Real Estate – Choosing Properties for Your Self Directed IRA

The self directed IRA offers a number of distinct tax advantages to holders. It’s an ideal method of entering the property market. You need to beware of what you can and can’t do, though. That list of prohibited transactions will soon become your best friend.
We go through how you can find a property to add to your portfolio in this article.

The Property Market

Unlike precious metals, the real estate market fluctuates radically. We’re gradually starting to leave the remnants of the massive housing bubble burst of 2008. Now is the time to start looking into using a self directed real estate IRA to enter the market and take advantage of rising housing prices.

Demand will always be high and supply will always be there. It’s just a matter of waiting for the prices to rise again, and this is happening. Whether you buy to rent or build something yourself, there’s money to be made.2  

The Mortgage Issue

2To get started, you need to understand the type of mortgages available for Self Directed IRA.  A Self Directed IRA can only get a non-recourse loan.  A non-recourse loan is one where the bank only holds the property as collateral.  The IRA holder does not sign a personal guarantee in behalf of the IRA account.

There are options where you can partner with your IRA and you assume the loan but you have to be very careful that you structure it properly.

Building a Home

This is where it really gets complicated. Don’t waste your time with this option if you don’t have a significant amount of money. You can’t use so-called sweat equity or the favors of friends and family to get the job done. This would be a breach of the account terms and conditions.

You’ll have to pay for everything to get your house built. And this will nearly always be more than simply buying a home that’s already built.

What Can You Charge?

Let’s assume you intend on renting your investment home out to people. Before you purchase anything, find out about the going rates in that area. You need to determine how much you can realistically charge before you can predict how long it will take you to start making a profit.

The same thing applies to homes you intend on simply selling to someone else. Get an idea for pricing trends in the local area. If they’re on the up, it might be a good idea to purchase the home. If prices are fluctuating, and there are economic problems, stay away from it.

Many Small or One Big?

The debate over whether yourself directed IRA should contain lots of small properties or a single large property has many convincing arguments. In general, you should treat your investments as you would the stock market.

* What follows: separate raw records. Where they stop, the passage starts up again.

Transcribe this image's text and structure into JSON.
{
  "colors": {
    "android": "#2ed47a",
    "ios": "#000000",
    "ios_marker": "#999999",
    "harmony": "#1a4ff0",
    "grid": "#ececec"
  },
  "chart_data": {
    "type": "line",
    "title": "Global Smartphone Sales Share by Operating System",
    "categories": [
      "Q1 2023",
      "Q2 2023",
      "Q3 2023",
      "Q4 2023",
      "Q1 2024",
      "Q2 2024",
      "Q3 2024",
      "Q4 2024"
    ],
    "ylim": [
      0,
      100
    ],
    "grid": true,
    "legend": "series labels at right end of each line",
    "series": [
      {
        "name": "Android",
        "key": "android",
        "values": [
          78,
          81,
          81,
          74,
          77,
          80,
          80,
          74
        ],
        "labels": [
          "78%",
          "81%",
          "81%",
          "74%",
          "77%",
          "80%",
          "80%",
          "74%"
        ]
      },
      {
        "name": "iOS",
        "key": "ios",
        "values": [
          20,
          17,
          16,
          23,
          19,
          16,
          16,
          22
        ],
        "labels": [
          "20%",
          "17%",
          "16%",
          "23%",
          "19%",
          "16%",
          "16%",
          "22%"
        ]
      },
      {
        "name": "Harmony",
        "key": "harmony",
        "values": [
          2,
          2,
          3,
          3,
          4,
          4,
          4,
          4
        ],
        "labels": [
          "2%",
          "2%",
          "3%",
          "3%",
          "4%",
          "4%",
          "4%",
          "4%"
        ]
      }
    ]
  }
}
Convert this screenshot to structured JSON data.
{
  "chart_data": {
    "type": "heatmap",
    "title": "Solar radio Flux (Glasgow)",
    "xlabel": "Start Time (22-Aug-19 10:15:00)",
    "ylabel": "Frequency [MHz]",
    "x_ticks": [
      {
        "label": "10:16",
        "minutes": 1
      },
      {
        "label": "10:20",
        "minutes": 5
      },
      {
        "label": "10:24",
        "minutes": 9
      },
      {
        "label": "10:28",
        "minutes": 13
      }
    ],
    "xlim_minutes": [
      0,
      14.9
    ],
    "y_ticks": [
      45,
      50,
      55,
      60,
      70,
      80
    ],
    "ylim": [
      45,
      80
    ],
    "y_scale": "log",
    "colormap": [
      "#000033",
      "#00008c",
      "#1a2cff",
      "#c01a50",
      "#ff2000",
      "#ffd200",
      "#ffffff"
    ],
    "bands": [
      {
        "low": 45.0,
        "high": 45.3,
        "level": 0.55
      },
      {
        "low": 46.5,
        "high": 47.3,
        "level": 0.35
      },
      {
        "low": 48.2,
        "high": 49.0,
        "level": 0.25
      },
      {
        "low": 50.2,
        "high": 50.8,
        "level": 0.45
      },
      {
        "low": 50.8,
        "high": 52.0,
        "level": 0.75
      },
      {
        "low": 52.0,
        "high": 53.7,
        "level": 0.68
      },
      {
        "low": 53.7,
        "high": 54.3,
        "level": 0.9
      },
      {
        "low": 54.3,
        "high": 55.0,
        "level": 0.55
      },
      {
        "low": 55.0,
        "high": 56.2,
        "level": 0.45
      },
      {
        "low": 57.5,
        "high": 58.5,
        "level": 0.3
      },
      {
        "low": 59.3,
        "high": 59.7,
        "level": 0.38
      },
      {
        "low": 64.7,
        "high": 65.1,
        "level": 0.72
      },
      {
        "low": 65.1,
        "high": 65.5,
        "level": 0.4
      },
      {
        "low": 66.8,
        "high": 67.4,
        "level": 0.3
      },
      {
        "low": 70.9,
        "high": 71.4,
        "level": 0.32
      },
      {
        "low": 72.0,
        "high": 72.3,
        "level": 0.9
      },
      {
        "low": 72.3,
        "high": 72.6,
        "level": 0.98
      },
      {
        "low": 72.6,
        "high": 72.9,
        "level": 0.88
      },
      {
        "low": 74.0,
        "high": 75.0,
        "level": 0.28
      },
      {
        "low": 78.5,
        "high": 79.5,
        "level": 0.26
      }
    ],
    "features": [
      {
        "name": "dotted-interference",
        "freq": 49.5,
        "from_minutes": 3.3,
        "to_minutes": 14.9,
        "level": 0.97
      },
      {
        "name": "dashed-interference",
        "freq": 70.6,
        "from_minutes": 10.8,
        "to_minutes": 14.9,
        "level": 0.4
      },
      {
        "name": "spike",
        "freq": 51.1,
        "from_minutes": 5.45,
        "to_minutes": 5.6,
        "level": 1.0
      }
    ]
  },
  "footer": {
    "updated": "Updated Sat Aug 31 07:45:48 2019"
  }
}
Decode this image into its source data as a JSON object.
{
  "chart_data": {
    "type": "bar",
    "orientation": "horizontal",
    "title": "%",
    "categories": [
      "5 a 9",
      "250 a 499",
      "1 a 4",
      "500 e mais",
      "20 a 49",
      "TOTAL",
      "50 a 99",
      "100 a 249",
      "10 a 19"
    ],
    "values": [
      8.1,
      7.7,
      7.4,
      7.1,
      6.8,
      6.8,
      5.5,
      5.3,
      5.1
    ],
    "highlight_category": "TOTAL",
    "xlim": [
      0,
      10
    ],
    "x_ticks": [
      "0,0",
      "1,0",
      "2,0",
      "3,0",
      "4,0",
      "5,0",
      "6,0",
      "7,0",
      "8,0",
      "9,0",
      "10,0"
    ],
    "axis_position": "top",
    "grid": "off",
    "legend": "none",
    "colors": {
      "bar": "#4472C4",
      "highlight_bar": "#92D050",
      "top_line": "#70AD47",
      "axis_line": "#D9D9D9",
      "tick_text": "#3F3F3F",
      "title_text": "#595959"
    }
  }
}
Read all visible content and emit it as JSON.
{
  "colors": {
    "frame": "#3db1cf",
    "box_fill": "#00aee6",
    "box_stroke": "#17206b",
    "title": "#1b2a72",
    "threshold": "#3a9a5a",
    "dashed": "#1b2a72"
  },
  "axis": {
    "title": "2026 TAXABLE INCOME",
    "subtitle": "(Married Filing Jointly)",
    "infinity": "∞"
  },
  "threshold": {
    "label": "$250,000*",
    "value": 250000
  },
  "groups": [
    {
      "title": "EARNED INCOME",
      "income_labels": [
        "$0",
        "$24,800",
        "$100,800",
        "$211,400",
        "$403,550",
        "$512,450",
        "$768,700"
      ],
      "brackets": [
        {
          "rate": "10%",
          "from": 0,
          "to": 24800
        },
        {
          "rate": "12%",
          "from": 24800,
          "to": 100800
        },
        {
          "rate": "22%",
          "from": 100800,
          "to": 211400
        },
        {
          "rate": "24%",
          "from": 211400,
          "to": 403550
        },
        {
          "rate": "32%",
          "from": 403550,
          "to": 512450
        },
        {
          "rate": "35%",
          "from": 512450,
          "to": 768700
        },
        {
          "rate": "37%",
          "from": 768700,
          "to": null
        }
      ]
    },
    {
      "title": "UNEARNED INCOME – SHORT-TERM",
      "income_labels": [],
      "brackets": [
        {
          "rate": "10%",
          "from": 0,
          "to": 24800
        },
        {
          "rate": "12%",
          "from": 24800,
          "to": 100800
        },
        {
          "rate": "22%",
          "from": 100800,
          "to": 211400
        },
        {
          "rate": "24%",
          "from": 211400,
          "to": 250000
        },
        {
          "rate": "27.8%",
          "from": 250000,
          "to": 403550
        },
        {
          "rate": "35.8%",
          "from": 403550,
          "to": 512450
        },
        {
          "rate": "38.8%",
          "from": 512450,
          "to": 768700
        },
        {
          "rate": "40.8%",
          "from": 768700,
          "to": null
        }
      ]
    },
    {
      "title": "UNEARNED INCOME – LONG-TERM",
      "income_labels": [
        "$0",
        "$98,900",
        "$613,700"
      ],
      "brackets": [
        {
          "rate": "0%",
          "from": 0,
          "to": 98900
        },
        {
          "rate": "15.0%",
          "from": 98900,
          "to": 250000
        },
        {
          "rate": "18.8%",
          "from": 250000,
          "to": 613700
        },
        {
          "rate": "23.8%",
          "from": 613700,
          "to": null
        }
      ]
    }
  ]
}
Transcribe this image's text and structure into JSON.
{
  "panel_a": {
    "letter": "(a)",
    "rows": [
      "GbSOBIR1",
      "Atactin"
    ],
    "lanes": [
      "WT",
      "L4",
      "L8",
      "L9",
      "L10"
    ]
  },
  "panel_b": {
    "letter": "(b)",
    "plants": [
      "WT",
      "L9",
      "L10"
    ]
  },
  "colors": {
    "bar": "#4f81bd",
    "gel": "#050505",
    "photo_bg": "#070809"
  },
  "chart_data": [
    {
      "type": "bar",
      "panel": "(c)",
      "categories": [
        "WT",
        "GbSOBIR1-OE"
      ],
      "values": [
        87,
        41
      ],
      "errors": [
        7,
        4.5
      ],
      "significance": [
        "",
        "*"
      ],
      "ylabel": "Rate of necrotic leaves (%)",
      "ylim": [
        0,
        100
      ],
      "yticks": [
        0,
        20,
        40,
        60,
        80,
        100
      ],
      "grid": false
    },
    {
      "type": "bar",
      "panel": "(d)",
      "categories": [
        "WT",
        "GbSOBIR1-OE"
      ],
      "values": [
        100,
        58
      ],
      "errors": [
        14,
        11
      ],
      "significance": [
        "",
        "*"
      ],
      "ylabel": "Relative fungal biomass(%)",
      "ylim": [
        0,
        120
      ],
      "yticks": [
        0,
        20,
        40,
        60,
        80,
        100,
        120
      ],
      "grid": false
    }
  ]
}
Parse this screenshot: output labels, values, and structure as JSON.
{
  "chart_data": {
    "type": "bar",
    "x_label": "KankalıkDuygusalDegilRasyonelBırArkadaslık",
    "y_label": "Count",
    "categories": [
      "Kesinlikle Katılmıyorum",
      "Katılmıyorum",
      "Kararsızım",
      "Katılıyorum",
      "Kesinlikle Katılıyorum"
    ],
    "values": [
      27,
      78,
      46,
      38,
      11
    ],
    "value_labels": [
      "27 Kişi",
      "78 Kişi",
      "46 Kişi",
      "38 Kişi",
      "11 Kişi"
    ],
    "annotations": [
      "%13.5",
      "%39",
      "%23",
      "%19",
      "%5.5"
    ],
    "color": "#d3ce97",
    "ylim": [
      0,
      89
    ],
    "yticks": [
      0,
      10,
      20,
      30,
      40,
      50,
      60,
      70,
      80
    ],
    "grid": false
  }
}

Diversify your market portfolio. One big property is always a risk because there’s no defense if the price crashes or it’s affected by some sort of natural disaster.

Yes, having more properties might mean more time spent managing them, but you can outsource this work. There’s nothing with contracting all the maintenance work out to a management company. As long as the company isn’t related to any branch of your family, there’s nothing stopping you from doing this.

Check with Your Custodian

Whenever you make a purchase or make a transaction of any kind, talk to your custodian. They’ll be able to check if you’re remaining within the rules. Get into the habit of doing this and you’ll never have to deal with the wrath of the IRS.